ICEYE raises EUR 450 million in General Atlantic-led round
Wed, 17th Jun 2026 (Today)
ICEYE has raised EUR 450 million in a Series F funding round led by General Atlantic, valuing the satellite intelligence company at more than EUR 10 billion.
Including a secondary placement, total fundraising exceeded EUR 1 billion. New and existing investors included Solidium, Tesi, Varma, Ilmarinen, Lifeline Ventures, Nokia, Qatar Investment Authority and TCV.
The financing comes as ICEYE looks to strengthen its position in sovereign satellite systems for governments and other users of Earth observation data. The Helsinki-based group says seven European governments have bought its sovereign satellite systems so far.
ICEYE focuses on synthetic aperture radar, or SAR, satellites, which can monitor the Earth in all weather conditions and at night. It says it operates the world's largest SAR satellite constellation and employs more than 1,000 people globally.
The latest round brings in Nokia as a strategic industrial investor alongside financial backers from Europe, the Gulf and the US. The breadth of the investor list highlights growing interest in satellite-based intelligence as governments place greater emphasis on defence, resilience and domestic control over critical technologies.
That demand has supported a period of rapid growth. ICEYE says it exceeded EUR 250 million in revenue and EUR 100 million in EBITDA in 2025, while building a contracted backlog of more than EUR 1.5 billion, based on unaudited figures.
It is also increasing production, doubling output from 50 satellites a year to a target of 100 by 2028 and beyond, with launch rates rising in parallel.

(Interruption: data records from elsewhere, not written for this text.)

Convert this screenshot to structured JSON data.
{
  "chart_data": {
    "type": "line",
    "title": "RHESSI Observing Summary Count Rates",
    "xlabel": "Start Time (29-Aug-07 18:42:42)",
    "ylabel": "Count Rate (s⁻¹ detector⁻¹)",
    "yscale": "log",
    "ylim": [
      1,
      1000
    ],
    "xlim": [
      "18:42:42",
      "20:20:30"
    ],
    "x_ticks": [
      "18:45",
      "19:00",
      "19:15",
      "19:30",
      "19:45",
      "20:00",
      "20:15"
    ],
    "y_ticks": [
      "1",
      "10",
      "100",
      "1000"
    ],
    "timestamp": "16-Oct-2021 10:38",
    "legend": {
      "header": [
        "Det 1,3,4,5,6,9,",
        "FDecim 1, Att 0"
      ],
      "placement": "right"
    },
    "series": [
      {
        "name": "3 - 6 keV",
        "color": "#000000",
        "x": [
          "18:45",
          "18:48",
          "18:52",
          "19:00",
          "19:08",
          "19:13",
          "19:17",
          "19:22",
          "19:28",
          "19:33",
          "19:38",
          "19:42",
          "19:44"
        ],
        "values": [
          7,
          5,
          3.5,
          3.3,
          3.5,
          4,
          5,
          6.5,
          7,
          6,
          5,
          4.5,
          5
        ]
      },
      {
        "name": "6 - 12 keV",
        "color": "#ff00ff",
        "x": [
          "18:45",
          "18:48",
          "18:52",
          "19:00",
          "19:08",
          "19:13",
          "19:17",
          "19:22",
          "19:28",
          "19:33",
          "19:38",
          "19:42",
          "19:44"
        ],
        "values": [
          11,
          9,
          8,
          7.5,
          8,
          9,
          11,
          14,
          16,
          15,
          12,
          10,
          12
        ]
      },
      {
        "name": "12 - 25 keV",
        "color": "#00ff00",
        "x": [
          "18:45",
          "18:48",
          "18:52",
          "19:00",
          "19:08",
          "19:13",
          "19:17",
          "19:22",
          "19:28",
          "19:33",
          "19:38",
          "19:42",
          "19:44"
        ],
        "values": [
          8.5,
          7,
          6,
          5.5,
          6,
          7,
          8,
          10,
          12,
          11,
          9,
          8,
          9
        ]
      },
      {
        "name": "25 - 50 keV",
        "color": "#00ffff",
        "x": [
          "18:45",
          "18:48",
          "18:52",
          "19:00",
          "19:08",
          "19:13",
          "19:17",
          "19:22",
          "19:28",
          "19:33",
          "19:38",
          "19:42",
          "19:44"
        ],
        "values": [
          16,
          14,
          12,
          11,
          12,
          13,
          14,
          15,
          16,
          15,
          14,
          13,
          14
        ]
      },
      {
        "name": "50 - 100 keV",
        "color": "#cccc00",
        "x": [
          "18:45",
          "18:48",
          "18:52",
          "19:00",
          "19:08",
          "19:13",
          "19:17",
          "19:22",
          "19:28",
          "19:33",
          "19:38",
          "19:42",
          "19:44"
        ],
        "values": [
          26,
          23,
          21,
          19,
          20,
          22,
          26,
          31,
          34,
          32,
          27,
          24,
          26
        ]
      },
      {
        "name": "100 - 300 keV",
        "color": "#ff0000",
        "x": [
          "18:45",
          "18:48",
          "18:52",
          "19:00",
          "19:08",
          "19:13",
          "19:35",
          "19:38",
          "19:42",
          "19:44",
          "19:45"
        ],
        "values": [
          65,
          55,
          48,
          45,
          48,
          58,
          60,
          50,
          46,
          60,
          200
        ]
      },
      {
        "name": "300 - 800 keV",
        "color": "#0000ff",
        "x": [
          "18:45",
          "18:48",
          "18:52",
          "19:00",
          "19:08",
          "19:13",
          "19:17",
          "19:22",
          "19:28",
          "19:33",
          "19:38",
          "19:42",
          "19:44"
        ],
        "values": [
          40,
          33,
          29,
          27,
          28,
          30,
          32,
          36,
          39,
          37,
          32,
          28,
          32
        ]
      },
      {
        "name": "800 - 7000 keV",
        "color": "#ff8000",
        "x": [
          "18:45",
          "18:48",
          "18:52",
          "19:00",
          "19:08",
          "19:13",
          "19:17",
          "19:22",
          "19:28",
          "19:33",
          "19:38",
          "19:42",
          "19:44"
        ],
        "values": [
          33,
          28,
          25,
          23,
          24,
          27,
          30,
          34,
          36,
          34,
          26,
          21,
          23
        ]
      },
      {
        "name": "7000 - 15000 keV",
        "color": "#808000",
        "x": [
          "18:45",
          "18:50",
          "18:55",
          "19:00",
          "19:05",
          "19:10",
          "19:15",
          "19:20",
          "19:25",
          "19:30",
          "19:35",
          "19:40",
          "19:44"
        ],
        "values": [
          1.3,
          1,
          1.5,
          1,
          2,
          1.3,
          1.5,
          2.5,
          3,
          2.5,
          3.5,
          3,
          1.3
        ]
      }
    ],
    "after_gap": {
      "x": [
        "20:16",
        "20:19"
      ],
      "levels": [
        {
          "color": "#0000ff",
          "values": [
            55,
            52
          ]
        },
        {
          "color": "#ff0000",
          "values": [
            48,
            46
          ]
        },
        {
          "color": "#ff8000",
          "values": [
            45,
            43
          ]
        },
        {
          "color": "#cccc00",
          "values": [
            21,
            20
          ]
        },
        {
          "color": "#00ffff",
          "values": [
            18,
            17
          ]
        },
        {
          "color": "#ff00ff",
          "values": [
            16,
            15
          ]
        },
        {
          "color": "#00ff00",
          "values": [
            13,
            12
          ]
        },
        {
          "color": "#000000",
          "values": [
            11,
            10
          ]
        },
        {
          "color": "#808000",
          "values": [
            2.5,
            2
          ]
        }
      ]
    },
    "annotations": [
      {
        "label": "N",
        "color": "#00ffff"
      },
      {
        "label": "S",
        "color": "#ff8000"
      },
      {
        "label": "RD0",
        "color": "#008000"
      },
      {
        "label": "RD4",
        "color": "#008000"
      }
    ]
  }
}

The company has recently highlighted faster deployment of national systems as a key part of its offer to governments. It says it delivered a fully operational sovereign space system to the Polish Armed Forces within 12 months of contract signing and is now following the same model in Europe, the Middle East and Asia.
Co-Founder and CEO Rafal Modrzewski described the financing as support for ICEYE's strategy in a market shaped by security concerns and demand for national control over intelligence assets.
"The quality of investors who have chosen to back us at this scale reflects a shared belief. Sovereign intelligence from space is entering a new era, and the window to build it is now. ICEYE has built the world's most advanced, proven capability to meet that demand. This funding enables us to accelerate the delivery of new capabilities to governments and customers faster than ever before," Modrzewski said.
General Atlantic, which led the primary round, said the investment reflects long-term structural demand for Earth observation and intelligence services. The firm manages about USD 126 billion in assets under management across its strategies.
"ICEYE has fundamentally redefined Earth observation. The company pioneered the shift to next-generation, agile satellite fleets that deliver greater strategic capability with far greater cost efficiency and today operates the world's largest and most advanced SAR constellation on a vertically integrated platform. Rafal and the team are taking breakthrough technology from innovation to commercial and operational success at scale, and we believe global structural demand for ICEYE's intelligence will continue to accelerate. We are proud to back remarkable builders like ICEYE as they push the boundaries of what's possible," Günther said.
Nokia's participation points to a closer link between space-based observation and communications infrastructure in defence and other critical systems. The Finnish telecoms company joined the round as a new strategic investor.
"Modern defence increasingly depends on combining trusted connectivity with real-time visibility. Nokia and ICEYE bring complementary strengths that can help advance Europe's defence, resilience and technological sovereignty. This combination will become increasingly important as governments and industries look to build more secure, aware and adaptable critical systems," Hotard said.
The transaction remains subject to customary closing conditions and regulatory approvals.